You’re a self-proclaimed music junkie. Every two weeks you pore over Rolling Stone, which you’ve been subscribing to since junior high, eventually winding up at the album reviews at the back of the magazine. You read about Lorde’s debut smash, the new collection of Springsteen outtakes, the overhyped Imagine Dragons, and the new EP from hip-hop buzz artist Jhene Aiko.
The Mojo, Uncut, and Q magazines are piled neatly next to your vintage Dual turntable. They explore a wider smorgasbord of Eurocentric obscurities by Talmud Beach, Cigdem Aslan, and First Aid Kit. You’re mostly unimpressed with the writing, though admittedly startled that these magazines are unearthing so much new music you’ve never heard.
“I can do better than that,” you say to yourself, while firing up Spotify to check out the new stuff. But you struggle to bring up a blank document on your laptop.
You know more about music than any of your friends and can hold your own with all of these so-called critics. But where to begin? How do you break through to the printed page and music blogosphere?
6 Tips for Writing About Music
1. Buy a box of reporter’s pads immediately.
Always carry a pad with you and keep another by your music delivery portal. Images will come into your head while you’re listening. Write them down. If you’re more comfortable dictating into your phone, do that instead. Chronicle your raw thoughts and flesh them out later.
2. Listen to all types of music.
Challenge yourself. Step out of your comfort zone. If you usually listen to classic rock à la Led Zeppelin, Aerosmith, and ZZ Top, spend some focused time sampling Kendrick Lamar, Yo-Yo Ma, Nina Simone, and Doc Watson. Instead of your predictable diet of George Strait, Martina McBride, and Rascal Flatts, how about a taste of Sarah Vaughan, Cage the Elephant, or Avicii? Expand your horizons. Narrowcasting is the death knell for a writer.
3. Constantly read about music.
This is mindlessly simple advice, but it’s crucial that you devote long hours to reading. Absorb as much information as you can from periodicals, biographies, and reference books. Visit artists’ websites, Wiki pages, and gobble up some music memoirs (suggestion: begin with Chronicles by Bob Dylan and Just Kids by Patti Smith). Knowledge will spark your flow.

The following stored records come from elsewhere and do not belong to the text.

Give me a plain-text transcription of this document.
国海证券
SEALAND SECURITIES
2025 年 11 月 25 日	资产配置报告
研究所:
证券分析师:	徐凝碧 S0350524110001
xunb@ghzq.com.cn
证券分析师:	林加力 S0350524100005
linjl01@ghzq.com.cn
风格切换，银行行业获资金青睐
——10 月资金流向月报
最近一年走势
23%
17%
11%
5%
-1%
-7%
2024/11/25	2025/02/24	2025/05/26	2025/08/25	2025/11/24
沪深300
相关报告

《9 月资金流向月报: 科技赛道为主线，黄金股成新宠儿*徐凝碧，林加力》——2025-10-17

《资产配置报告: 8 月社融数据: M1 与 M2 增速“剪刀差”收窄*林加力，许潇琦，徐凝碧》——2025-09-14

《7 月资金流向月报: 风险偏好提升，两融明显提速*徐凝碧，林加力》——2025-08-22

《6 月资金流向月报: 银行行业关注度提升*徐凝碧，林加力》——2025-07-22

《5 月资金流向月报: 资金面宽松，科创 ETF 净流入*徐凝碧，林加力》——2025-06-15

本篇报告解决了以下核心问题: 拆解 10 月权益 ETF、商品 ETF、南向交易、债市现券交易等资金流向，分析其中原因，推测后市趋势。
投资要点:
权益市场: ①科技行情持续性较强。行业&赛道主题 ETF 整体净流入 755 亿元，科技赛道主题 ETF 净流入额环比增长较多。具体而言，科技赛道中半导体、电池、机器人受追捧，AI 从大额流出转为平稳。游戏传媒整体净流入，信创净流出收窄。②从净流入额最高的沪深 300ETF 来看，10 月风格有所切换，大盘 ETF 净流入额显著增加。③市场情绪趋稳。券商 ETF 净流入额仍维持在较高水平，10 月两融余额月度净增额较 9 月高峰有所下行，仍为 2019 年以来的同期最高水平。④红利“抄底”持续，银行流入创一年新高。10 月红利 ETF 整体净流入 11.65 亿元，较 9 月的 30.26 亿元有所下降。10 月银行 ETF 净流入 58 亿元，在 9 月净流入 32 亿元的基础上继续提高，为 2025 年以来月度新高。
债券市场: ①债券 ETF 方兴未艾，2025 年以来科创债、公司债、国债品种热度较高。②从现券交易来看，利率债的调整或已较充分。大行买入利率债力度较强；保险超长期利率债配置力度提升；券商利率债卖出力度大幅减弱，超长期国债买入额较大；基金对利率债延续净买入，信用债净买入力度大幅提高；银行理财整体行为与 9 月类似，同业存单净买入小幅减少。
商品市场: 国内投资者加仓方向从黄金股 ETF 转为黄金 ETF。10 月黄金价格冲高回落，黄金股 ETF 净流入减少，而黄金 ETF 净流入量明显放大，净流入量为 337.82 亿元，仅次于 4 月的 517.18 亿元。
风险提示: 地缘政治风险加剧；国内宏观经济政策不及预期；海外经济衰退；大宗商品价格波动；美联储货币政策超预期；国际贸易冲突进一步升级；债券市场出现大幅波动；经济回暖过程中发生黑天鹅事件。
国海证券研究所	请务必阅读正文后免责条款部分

4. Experience live music as often as possible.
Bring one of those aforementioned reporter’s pads. Scrawl notes and setlists (don’t be embarrassed to ask the person next to you about a song title that you’re unfamiliar with). You’re not going to be able to sleep after an exciting concert anyway, so write a few paragraphs about your experience while it’s still fresh. Revisit it in the morning.
5. Write about what you don’t like.
This is the only way you’ll grow as a writer. It’s too easy to be a fan and write gushing platitudes about your favorites. If you’re a devotee of the Eagles and Jimmy Buffett, try writing about Kraftwerk or Flaco Jimenez. If all you listen to is Deep Purple and Pink Floyd, check out Chick Corea and Five Finger Death Punch. You’ll hone your writing chops by articulating why you don’t like a specific piece of music.
6. Google “music magazines” and “music blogs.”
It’s overwhelming and it may initially convince you to ditch your pens, pads, and keyboards altogether. Yet, this is a comprehensive way of seeing what you’re up against, who your allies are, and who’s looking for some hot new writers. It may seem like you’re gathering acorns for a long winter, but you’ll find a few gems while sifting through the rubble.